"Черновик чувств" - читать интересную книгу автора (Белинков Аркадий Викторович)

АНЕКДОТ XII

Письмо с эпиграфом. Раскаленный воздух по вечерам над ресторанами. Болезнь. Проект письма. XI-ая заповедь Евгении Иоаникиевны. О любви, простуженной на холоде. О дочери и о неуловимом. О вновь завывших химерах Собора Богоматери.

В Руане светало. Ветер смахнул дождь. Хлопьями падал туман. Совсем рядом плавало сочное море. Потом вспыхнуло гладкое солнце. И растаяло на голых головах булыжников.

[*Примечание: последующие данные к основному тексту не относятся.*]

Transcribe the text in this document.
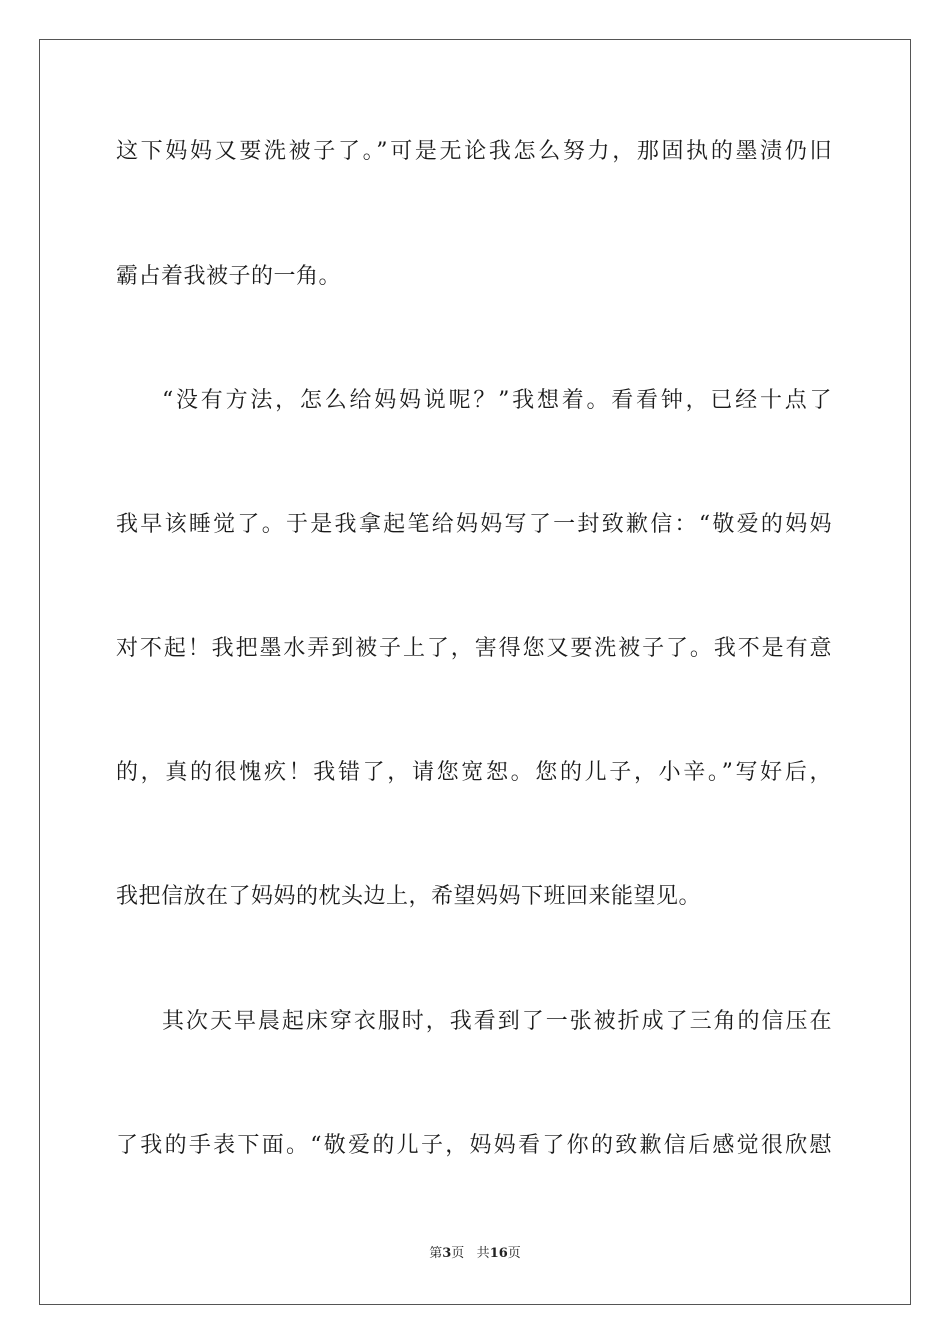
这下妈妈又要洗被子了。”可是无论我怎么努力，那固执的墨渍仍旧
霸占着我被子的一角。
“没有方法，怎么给妈妈说呢？”我想着。看看钟，已经十点了
我早该睡觉了。于是我拿起笔给妈妈写了一封致歉信：“敬爱的妈妈
对不起！我把墨水弄到被子上了，害得您又要洗被子了。我不是有意
的，真的很愧疚！我错了，请您宽恕。您的儿子，小辛。”写好后，
我把信放在了妈妈的枕头边上，希望妈妈下班回来能望见。
其次天早晨起床穿衣服时，我看到了一张被折成了三角的信压在
了我的手表下面。“敬爱的儿子，妈妈看了你的致歉信后感觉很欣慰
第3页 共16页
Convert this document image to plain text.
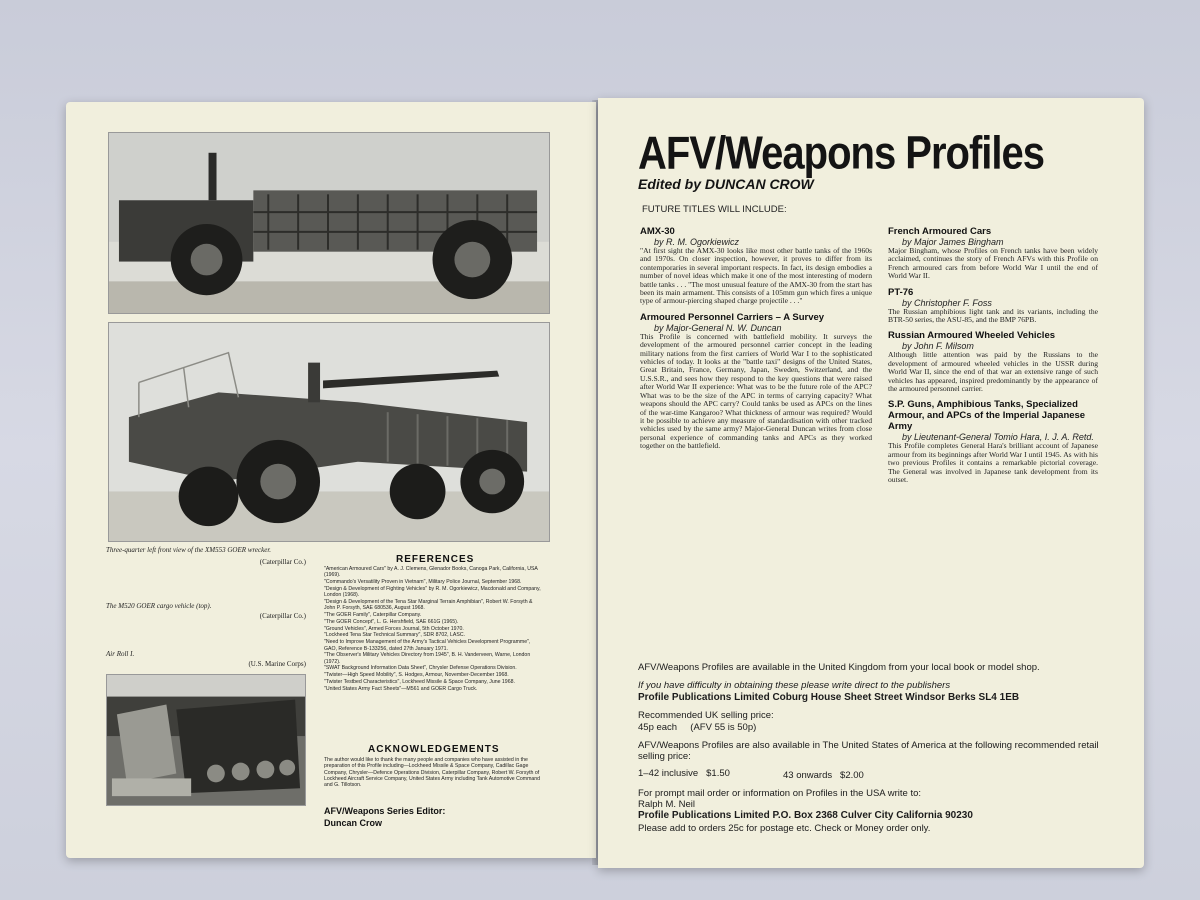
Three-quarter left front view of the XM553 GOER wrecker.
(Caterpillar Co.)
The M520 GOER cargo vehicle (top).
(Caterpillar Co.)
Air Roll I.
(U.S. Marine Corps)
REFERENCES

"American Armoured Cars" by A. J. Clemens, Glenador Books, Canoga Park, California, USA (1969).

"Commando's Versatility Proven in Vietnam", Military Police Journal, September 1968.

"Design & Development of Fighting Vehicles" by R. M. Ogorkiewicz, Macdonald and Company, London (1968).

"Design & Development of the Tena Star Marginal Terrain Amphibian", Robert W. Forsyth & John P. Forsyth, SAE 680536, August 1968.

"The GOER Family", Caterpillar Company.

"The GOER Concept", L. G. Hershfield, SAE 661G (1965).

"Ground Vehicles", Armed Forces Journal, 5th October 1970.

"Lockheed Tena Star Technical Summary", SDR 8702, LASC.

"Need to Improve Management of the Army's Tactical Vehicles Development Programme", GAO, Reference B-133256, dated 27th January 1971.

"The Observer's Military Vehicles Directory from 1945", B. H. Vanderveen, Warne, London (1972).

"SWAT Background Information Data Sheet", Chrysler Defense Operations Division.

"Twister—High Speed Mobility", S. Hodges, Armour, November-December 1968.

"Twister Testbed Characteristics", Lockheed Missile & Space Company, June 1968.

"United States Army Fact Sheets"—M561 and GOER Cargo Truck.

ACKNOWLEDGEMENTS
The author would like to thank the many people and companies who have assisted in the preparation of this Profile including—Lockheed Missile & Space Company, Cadillac Gage Company, Chrysler—Defence Operations Division, Caterpillar Company, Robert W. Forsyth of Lockheed Aircraft Service Company, United States Army including Tank Automotive Command and G. Tillotson.
AFV/Weapons Series Editor:
Duncan Crow
AFV/Weapons Profiles
Edited by DUNCAN CROW
FUTURE TITLES WILL INCLUDE:
AMX-30
by R. M. Ogorkiewicz
"At first sight the AMX-30 looks like most other battle tanks of the 1960s and 1970s. On closer inspection, however, it proves to differ from its contemporaries in several important respects. In fact, its design embodies a number of novel ideas which make it one of the most interesting of modern battle tanks . . . "The most unusual feature of the AMX-30 from the start has been its main armament. This consists of a 105mm gun which fires a unique type of armour-piercing shaped charge projectile . . ."
Armoured Personnel Carriers – A Survey
by Major-General N. W. Duncan
This Profile is concerned with battlefield mobility. It surveys the development of the armoured personnel carrier concept in the leading military nations from the first carriers of World War I to the sophisticated vehicles of today. It looks at the "battle taxi" designs of the United States, Great Britain, France, Germany, Japan, Sweden, Switzerland, and the U.S.S.R., and sees how they respond to the key questions that were raised after World War II experience: What was to be the future role of the APC? What was to be the size of the APC in terms of carrying capacity? What weapons should the APC carry? Could tanks be used as APCs on the lines of the war-time Kangaroo? What thickness of armour was required? Would it be possible to achieve any measure of standardisation with other tracked vehicles used by the same army? Major-General Duncan writes from close personal experience of commanding tanks and APCs as they worked together on the battlefield.
French Armoured Cars
by Major James Bingham
Major Bingham, whose Profiles on French tanks have been widely acclaimed, continues the story of French AFVs with this Profile on French armoured cars from before World War I until the end of World War II.
PT-76
by Christopher F. Foss
The Russian amphibious light tank and its variants, including the BTR-50 series, the ASU-85, and the BMP 76PB.
Russian Armoured Wheeled Vehicles
by John F. Milsom
Although little attention was paid by the Russians to the development of armoured wheeled vehicles in the USSR during World War II, since the end of that war an extensive range of such vehicles has appeared, inspired predominantly by the appearance of the armoured personnel carrier.
S.P. Guns, Amphibious Tanks, Specialized Armour, and APCs of the Imperial Japanese Army
by Lieutenant-General Tomio Hara, I. J. A. Retd.
This Profile completes General Hara's brilliant account of Japanese armour from its beginnings after World War I until 1945. As with his two previous Profiles it contains a remarkable pictorial coverage. The General was involved in Japanese tank development from its outset.
AFV/Weapons Profiles are available in the United Kingdom from your local book or model shop.
If you have difficulty in obtaining these please write direct to the publishers
Profile Publications Limited Coburg House Sheet Street Windsor Berks SL4 1EB
Recommended UK selling price:
45p each     (AFV 55 is 50p)
AFV/Weapons Profiles are also available in The United States of America at the following recommended retail selling price:
1–42 inclusive   $1.50	43 onwards   $2.00
For prompt mail order or information on Profiles in the USA write to:
Ralph M. Neil
Profile Publications Limited P.O. Box 2368 Culver City California 90230
Please add to orders 25c for postage etc. Check or Money order only.
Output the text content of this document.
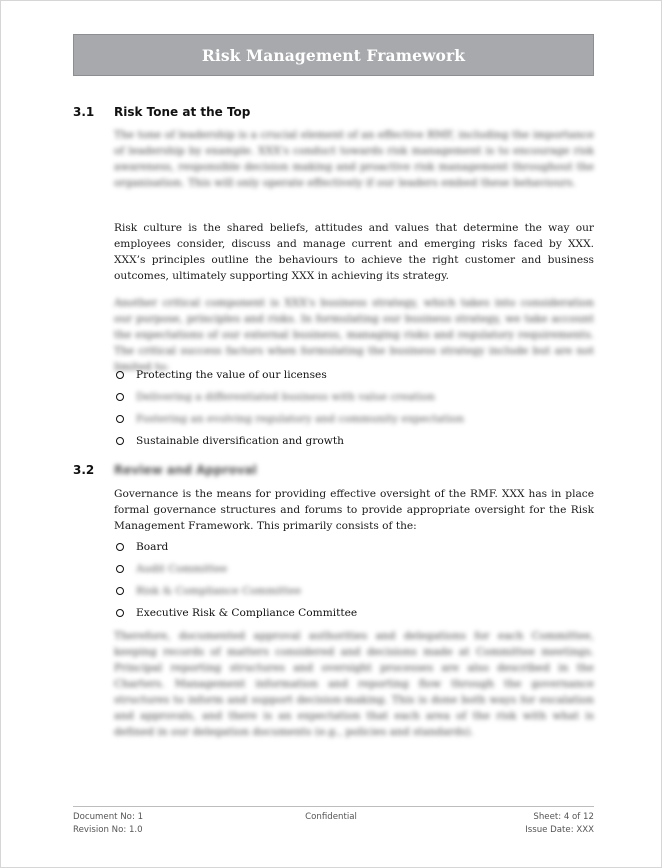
Risk Management Framework
3.1 Risk Tone at the Top
The tone of leadership is a crucial element of an effective RMF, including the importance of leadership by example. XXX's conduct towards risk management is to encourage risk awareness, responsible decision making and proactive risk management throughout the organisation. This will only operate effectively if our leaders embed these behaviours.
Risk culture is the shared beliefs, attitudes and values that determine the way our employees consider, discuss and manage current and emerging risks faced by XXX. XXX’s principles outline the behaviours to achieve the right customer and business outcomes, ultimately supporting XXX in achieving its strategy.
Another critical component is XXX's business strategy, which takes into consideration our purpose, principles and risks. In formulating our business strategy, we take account the expectations of our external business, managing risks and regulatory requirements. The critical success factors when formulating the business strategy include but are not limited to:
Protecting the value of our licenses
Delivering a differentiated business with value creation
Fostering an evolving regulatory and community expectation
Sustainable diversification and growth
3.2 Review and Approval
Governance is the means for providing effective oversight of the RMF. XXX has in place formal governance structures and forums to provide appropriate oversight for the Risk Management Framework. This primarily consists of the:
Board
Audit Committee
Risk & Compliance Committee
Executive Risk & Compliance Committee
Therefore, documented approval authorities and delegations for each Committee, keeping records of matters considered and decisions made at Committee meetings. Principal reporting structures and oversight processes are also described in the Charters. Management information and reporting flow through the governance structures to inform and support decision-making. This is done both ways for escalation and approvals, and there is an expectation that each area of the risk with what is defined in our delegation documents (e.g., policies and standards).
Document No: 1
Revision No: 1.0
Confidential	Sheet: 4 of 12
Issue Date: XXX
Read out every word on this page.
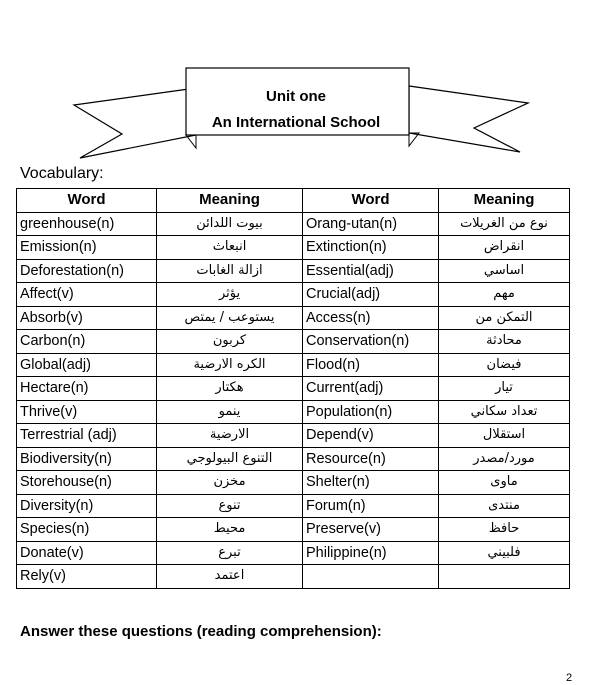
Unit one
An International School
Vocabulary:
Word	Meaning	Word	Meaning
greenhouse(n)	بيوت اللدائن	Orang-utan(n)	نوع من الغريلات
Emission(n)	انبعاث	Extinction(n)	انقراض
Deforestation(n)	ازالة الغابات	Essential(adj)	اساسي
Affect(v)	يؤثر	Crucial(adj)	مهم
Absorb(v)	يستوعب / يمتص	Access(n)	التمكن من
Carbon(n)	كربون	Conservation(n)	محادثة
Global(adj)	الكره الارضية	Flood(n)	فيضان
Hectare(n)	هكتار	Current(adj)	تيار
Thrive(v)	ينمو	Population(n)	تعداد سكاني
Terrestrial (adj)	الارضية	Depend(v)	استقلال
Biodiversity(n)	التنوع البيولوجي	Resource(n)	مورد/مصدر
Storehouse(n)	مخزن	Shelter(n)	ماوى
Diversity(n)	تنوع	Forum(n)	منتدى
Species(n)	محيط	Preserve(v)	حافظ
Donate(v)	تبرع	Philippine(n)	فلبيني
Rely(v)	اعتمد		
Answer these questions (reading comprehension):
2
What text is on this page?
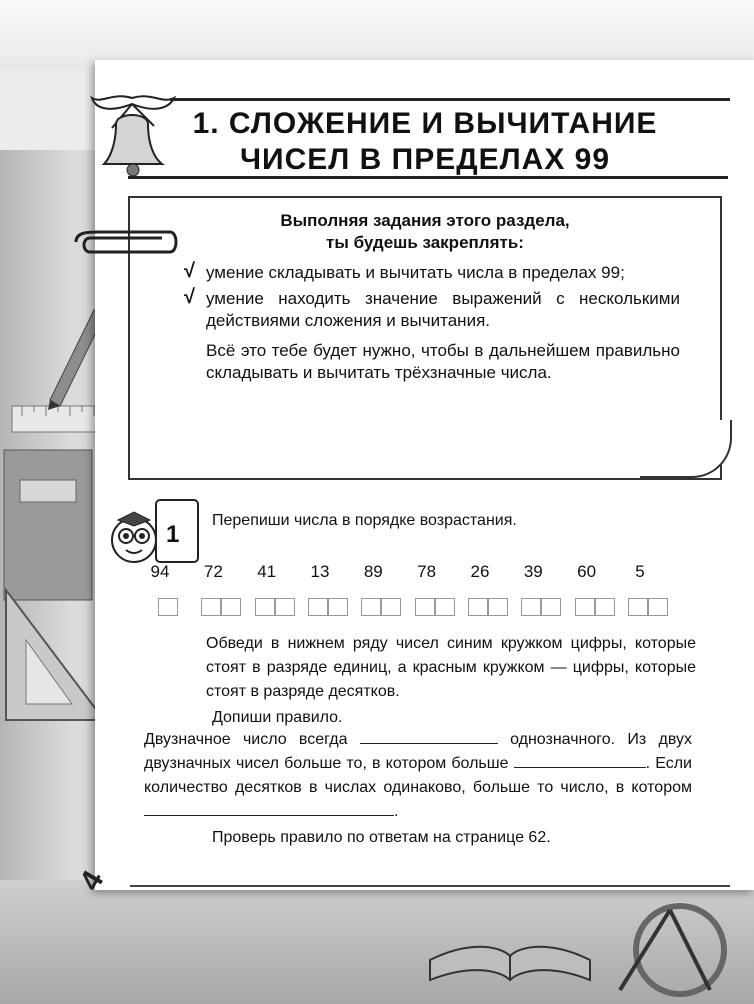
1. СЛОЖЕНИЕ И ВЫЧИТАНИЕ
ЧИСЕЛ В ПРЕДЕЛАХ 99
Выполняя задания этого раздела,
ты будешь закреплять:
√ умение складывать и вычитать числа в пределах 99;
√ умение находить значение выражений с несколькими действиями сложения и вычитания.
Всё это тебе будет нужно, чтобы в дальнейшем правильно складывать и вычитать трёхзначные числа.
1

Перепиши числа в порядке возрастания.

94	72	41	13	89	78	26	39	60	5

Обведи в нижнем ряду чисел синим кружком цифры, которые стоят в разряде единиц, а красным кружком — цифры, которые стоят в разряде десятков.

Допиши правило.

Двузначное число всегда	однозначного. Из двух двузначных чисел больше то, в котором больше	. Если количество десятков в числах одинаково, больше то число, в котором .

Проверь правило по ответам на странице 62.

4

Это был предутренний час, когда великий писатель кончил последнюю фразу "Сентименталь-ного воспитания" и, откинувшись на спинку кресла, тихо, как цитату из своего романа, сказал:

- Всегда пишешь не те книги, какие хочешь.

Даже не читаешь, какие хочешь. Все делаешь не так, как хочешь. Флобер хотел быть просто эстетом, но в 30-40-х годах нынешнего века он оказался разрушителем и реалистом, а его друга Д'Орвильи начинают забывать. Вероятно, Марианна тоже стала бы разрушительницей, но я был слишком нетерпелив и злоупотреблял радостью Пигмалиона.

Метаморфозы.

Эта часть романа начинается именно так: "Это было в тягостные июньские дни девятьсот сорок первого лета; в пору превращения дождей из белых туманов и опрометчивых колебаний термометра, в пору, когда Симонов, Алигер и Долматовский становились такими же древне-русскими безнадежностями, как праздная попытка переписать заново стихи поэтов допушкинской эпохи; в то тягостное время, когда уставшие школьницы и студенты сдают последние экзамены, уже утратив сладость предвкушения грядущего бездельного лета, в пору тягостной диктатуры пролетариата..."

Ночью я писал Марианне. Это было новое, до этих пор почти незнакомое ощущение. Потому что это письмо было одним из очень немногих писем, которые я когда-либо писал Марианне. До этого мне некуда было писать. Я задумал целую серию. На конверте я нарисовал маленькую единицу.

Мне было очень тяжело. Я впервые расставался с Марианной. Еще недавно я не знал ее вовсе. Теперь Марианна уехала. По-моему, это преждевременно. Кроме того, сама, добровольно уехала. Как будто даже отдыхать.

Письмо получалось громоздкое и сложное, как пьеса к концу четвертого акта. Эпиграф был такой:

...Взгляни на меня.

Я твое несчастье.

Я обрекаю тебя на муку.

неслыханной соловьиной страсти...

Эпиграфа я испугался. Но оставил. Письма не выходило. Тогда я подумал и решил переделать его в пародию на европейскую литературу, и главным образом на Шлегелевскую "Люцинду", плохо понимая, зачем мне это нужно.

Шел дождь. Наверное бы пошел снег, если бы это не был конец июня. Было холодно. Было темно. И был ветер. Я надвинул шляпу на лоб. По блестящей полированной поверхности макинто-ша текли лужи. В них отражались автомобильные фары. Плащ был кинематографичен и блестящ, как великосветское общество с шампанским.

Но письма не выходило.

Про кинематографический плащ, похожий на сервировку великосветского ужина, вполне можно было написать в письме.

Но я не писал.

Я вернулся домой и долго курил. Потом читал Селина. Потом лег. Были сны. Потом я заснул. Сны были многоверстные, громоздкие, огромные и, похожие на шкаф, который выносят из пустой квартиры. Толкаясь, они толпились под одеялом и мешали спать, чужие, как прохожие, похожие друг на друга. В одном был какой-то сложный сюжет. Какой, я забыл. Потом снились рифмы. Забыл какие.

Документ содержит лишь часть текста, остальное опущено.